Historical data tracking allows large enterprises to establish stronger relations with a distributed supplier network and incentivise performance through features like early invoice paymenting, better credit terms from lenders and discounts

●Exportled Growth:
The Global Manufacturing Hub Risk Index 2021 ranks India ahead of the US as an attractive destination for manufacturing primarily on cost competitiveness parameters. For India to truly live up to this newly acquired tag, quick and sustained credit lines will be essential for MSMEs to achieve export-led growth to leverage the wave of global manufacturing demand coming our way this year. The first three quarters of FY22 have witnessed phenomenal and best ever growth in merchandise exports from India to the world. Global macroeconomic factors and ample liquidity have helped in this revival for manufacturing-led exports from India.

●The Demand is Back, Baby:
After two years of muted spending patterns, consumer spending is set to hit record levels. As the demand for goods and products increases large manufacturers and OEMs will turn to their supplier networks to deliver faster, better and stronger. The role of credit in enabling this rise in supply will be vital. Manufacturers and enterprises will drive the transformation of their supplier networks to integrated and end-to-end supply chain management platforms. A massive change is already underway.

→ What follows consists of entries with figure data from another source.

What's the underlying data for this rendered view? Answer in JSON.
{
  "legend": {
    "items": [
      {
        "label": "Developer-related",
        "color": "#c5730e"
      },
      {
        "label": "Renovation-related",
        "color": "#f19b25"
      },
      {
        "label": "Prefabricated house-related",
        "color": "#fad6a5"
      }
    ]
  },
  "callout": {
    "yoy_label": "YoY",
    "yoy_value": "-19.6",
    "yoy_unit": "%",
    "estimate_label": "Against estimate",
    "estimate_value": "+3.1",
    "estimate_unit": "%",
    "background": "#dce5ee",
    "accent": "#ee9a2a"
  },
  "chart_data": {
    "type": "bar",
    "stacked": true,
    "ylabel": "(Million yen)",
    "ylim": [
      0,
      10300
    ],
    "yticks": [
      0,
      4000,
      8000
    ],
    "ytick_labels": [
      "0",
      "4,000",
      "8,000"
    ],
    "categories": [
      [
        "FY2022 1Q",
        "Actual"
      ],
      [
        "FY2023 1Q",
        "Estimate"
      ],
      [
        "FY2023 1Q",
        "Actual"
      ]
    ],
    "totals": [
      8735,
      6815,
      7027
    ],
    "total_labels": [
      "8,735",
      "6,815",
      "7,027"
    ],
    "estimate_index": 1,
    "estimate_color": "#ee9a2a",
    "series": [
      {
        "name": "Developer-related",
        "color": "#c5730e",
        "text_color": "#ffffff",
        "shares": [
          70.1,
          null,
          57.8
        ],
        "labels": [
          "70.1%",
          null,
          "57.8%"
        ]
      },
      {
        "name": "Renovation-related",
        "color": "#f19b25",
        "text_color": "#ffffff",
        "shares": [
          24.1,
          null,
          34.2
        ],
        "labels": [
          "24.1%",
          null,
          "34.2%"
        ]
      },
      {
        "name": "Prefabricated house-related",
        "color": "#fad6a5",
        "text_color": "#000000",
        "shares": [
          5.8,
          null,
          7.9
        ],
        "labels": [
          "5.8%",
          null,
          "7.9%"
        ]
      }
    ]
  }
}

Rapid digitization of supply chain finance for MSMEs led by a transformative fintech push and huge lending potential in a recovering global economy is reason enough to be optimistic of more progress this year than in the previous three years combined. The ‘chain’ is only as strong as the weakest link and credit can add serious muscle to the entire value chain in 2022, thereby enabling a great year for growth, digitalization and supply chain financing.

As the saying goes: The harder the battle, the sweeter is the victory.